Bei vielen Menschen werden Kollegen in der Schilddrüsenwoche 2008 per Palpation erstmalig Veränderungen wie Strumen und Knoten feststellen. Welche weiterführende Diagnostik ist dann sinnvoll? Wie und wie häufig sollten Tastbefunde kontrolliert werden?

Es ist damit zu rechnen, dass bei vielen scheinbar Schilddrüsen-gesunden Menschen per Palpation auffällige Befunde wie Strumen und Knoten festgestellt werden. Zur Beruhigung kann man Betroffenen gleich sagen: Knoten sind häufig, aber Schilddrüsenkrebs ist selten. Die Inzidenz liegt zwischen 4 und 5 pro 100 000 Einwohner; weniger als fünf Patienten pro einer Million sterben daran. Dennoch ist eine weiter führende Diagnostik sinnvoll, auch, um Funktionsstörungen auszuschließen.
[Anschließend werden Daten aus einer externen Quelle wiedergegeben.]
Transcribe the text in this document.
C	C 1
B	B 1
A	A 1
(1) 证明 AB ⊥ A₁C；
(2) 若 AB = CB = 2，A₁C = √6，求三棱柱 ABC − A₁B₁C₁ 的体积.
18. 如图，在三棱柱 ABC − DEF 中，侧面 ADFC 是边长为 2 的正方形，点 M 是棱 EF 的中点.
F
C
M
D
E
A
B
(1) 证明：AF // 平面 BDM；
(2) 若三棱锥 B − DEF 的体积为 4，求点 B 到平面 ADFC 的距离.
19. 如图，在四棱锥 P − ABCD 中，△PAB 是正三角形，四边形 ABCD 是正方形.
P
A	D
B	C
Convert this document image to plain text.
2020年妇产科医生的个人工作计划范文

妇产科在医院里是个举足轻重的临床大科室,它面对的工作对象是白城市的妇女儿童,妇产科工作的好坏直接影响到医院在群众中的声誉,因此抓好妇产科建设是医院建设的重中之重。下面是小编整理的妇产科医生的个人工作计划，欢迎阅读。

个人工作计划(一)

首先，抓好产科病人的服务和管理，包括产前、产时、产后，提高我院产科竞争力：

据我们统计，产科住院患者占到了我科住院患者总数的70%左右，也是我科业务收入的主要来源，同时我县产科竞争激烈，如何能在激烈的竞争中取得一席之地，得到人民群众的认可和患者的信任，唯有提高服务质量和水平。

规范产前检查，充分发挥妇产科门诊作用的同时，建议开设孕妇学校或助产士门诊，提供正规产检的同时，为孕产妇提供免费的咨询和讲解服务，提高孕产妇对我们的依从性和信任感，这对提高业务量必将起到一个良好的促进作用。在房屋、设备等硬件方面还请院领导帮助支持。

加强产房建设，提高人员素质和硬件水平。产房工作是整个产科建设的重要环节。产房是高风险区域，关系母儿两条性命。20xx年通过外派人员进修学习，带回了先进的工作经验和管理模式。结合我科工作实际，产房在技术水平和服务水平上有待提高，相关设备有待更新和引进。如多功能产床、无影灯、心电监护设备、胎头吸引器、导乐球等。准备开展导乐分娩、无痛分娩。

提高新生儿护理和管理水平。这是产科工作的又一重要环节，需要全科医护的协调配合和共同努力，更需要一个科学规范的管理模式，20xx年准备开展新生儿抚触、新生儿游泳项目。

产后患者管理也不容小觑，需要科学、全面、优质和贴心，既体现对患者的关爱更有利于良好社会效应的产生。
  • TSH: Bei auffälligen Tastbefunden wie Struma oder Knoten wird mittels TSH-Bestimmung die Funktion eingeschätzt. Liegt der Wert im euthyroten Bereich (zwischen 0,3 und 4,0 mU / l), ist eine routinemäßige Bestimmung weiterer Schilddrüsenwerte wie T4 oder Autoantikörper wie Anti-TPO nicht indiziert.
  • Sonografie: Jeder neu entdeckte Knoten sollte auch sonografisch untersucht werden. Voraussetzungen für gute Untersuchungen sind hochauflösende moderne Geräte (Schallköpfe ab 7,5 MHz) und Erfahrungen mit Schilddrüsen-Sonografien. Bestimmt werden das Volumen der Schilddrüse sowie Lage, Größe (Durchmesser), Echogenität und Begrenzungen von Knoten.

Aus der Ultraschall-Untersuchung allein kann die Gut- oder Bösartigkeit nicht sicher bestimmt werden, aber es gibt Kriterien, in welche Richtung es geht. Als Zeichen für einen benignen Charakter gelten: glatte, scharf Begrenzung, Echoreichtum, Makroverkalkungen.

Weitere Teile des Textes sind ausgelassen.